Friday, February 5, 2010

weight loss

I am sooo frustrated!!! Over the past year I've lost nearly 50 pounds and now suddenly over the past month my weight loss has come to a stop. Not only has it stopped I've started to gain weight slightly. Yes its only a few pounds but I'm really starting to get frustrated.

I eat a small amount of food during the day- if I were to eat less I'm convinced that I would be hungry all the time. I run or at least walk every day. Today I ran 3 miles and according to my tredmill burned 550 calories, yet I gained weight. I just don't understand. I've cut out pop for the week thinking that less sodium might be the ticket to losing more weight but that doesn't seem to make a difference at all.

I'm starting to think that it might be my birth control that is stunting my weight loss but that confuses me because it hasn't interfered prior to this. I'm really starting to worry that something is wrong with me. I'm not sure what would be causing the weight gain but it's so frustrating. So for the next week I'm going to eat even less then what I've been eating and do my best to work out for over an hour everyday. Hopefully I can figure this out because if I don't figure it out soon I could go insane.
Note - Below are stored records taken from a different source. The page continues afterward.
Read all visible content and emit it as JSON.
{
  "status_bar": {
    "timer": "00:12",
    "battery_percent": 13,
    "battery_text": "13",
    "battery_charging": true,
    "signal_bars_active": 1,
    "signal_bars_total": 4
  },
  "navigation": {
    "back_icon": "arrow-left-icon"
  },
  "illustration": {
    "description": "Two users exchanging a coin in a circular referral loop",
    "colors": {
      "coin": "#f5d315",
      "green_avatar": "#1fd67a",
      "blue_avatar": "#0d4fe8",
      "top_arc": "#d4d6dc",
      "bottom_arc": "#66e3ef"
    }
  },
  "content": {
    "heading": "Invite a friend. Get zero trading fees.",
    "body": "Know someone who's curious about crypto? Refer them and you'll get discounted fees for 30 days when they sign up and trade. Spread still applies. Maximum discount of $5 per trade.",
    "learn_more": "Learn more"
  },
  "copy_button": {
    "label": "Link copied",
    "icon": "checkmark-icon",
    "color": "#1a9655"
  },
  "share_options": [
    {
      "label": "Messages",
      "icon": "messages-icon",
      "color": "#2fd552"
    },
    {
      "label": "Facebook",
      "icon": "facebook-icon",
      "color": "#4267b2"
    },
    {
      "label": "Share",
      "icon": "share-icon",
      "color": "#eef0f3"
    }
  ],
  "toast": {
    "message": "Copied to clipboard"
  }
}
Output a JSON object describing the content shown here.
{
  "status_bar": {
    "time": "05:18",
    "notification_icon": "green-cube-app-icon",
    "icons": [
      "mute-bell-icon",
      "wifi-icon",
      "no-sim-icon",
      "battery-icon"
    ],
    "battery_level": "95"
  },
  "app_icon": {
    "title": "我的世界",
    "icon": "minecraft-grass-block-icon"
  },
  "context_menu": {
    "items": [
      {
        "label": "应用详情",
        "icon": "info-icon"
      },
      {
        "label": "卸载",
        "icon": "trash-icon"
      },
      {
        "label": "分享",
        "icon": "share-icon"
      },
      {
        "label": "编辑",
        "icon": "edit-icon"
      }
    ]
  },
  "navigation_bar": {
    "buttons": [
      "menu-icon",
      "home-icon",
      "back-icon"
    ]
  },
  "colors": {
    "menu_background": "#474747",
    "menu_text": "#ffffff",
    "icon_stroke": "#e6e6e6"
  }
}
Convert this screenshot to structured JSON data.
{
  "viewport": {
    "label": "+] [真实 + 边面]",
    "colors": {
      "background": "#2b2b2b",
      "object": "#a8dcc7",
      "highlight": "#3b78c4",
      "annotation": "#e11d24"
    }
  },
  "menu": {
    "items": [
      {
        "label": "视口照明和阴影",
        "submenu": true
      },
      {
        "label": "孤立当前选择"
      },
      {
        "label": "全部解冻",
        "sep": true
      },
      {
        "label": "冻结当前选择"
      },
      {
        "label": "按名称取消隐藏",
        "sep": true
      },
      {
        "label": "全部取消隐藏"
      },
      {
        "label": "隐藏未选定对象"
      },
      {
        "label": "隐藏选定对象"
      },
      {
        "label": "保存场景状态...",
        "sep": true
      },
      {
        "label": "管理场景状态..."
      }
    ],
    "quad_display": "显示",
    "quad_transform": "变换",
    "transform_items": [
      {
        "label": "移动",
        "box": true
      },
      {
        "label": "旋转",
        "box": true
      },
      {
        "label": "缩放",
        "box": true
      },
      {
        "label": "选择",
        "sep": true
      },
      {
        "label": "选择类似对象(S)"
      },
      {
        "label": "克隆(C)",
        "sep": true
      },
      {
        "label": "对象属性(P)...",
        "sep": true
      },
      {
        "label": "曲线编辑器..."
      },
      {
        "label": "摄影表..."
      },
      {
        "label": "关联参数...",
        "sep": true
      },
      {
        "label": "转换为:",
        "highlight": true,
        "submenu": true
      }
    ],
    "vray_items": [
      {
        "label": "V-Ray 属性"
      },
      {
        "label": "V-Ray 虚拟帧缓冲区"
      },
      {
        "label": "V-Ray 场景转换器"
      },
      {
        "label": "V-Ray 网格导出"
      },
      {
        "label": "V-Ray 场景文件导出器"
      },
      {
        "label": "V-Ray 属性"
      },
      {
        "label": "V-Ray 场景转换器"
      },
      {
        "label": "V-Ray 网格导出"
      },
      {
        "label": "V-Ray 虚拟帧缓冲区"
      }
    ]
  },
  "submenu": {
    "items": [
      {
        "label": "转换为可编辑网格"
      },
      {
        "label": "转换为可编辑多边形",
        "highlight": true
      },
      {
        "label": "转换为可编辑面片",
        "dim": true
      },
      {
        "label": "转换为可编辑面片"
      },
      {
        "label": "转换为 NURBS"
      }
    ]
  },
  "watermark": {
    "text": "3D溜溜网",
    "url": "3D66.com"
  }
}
Not only could I go insane but I might start crying. I have worked so hard and I've changed my diet so much that it's not fair that all the sudden things are being reversed on me. Its like it wasn't even worth the last year of hard work because now my body is decided that it just wants to gain all the weight back.


i hate my life.

1 comment:

  1. this sounds crazy, but a lot of the time your body is reacting to season change. I think that biologically our bodies want to hibernate and store food for the winter (so as not to starve), but being as we're a little past cave-people stage, we don't need it. I always gain weight during the winter. You're doing a great job Ellie! I doubt it has to do with you not working hard enough. I'm also positive that a lot of people are really proud of you, and proud of your willpower. I sure as hell don't have it!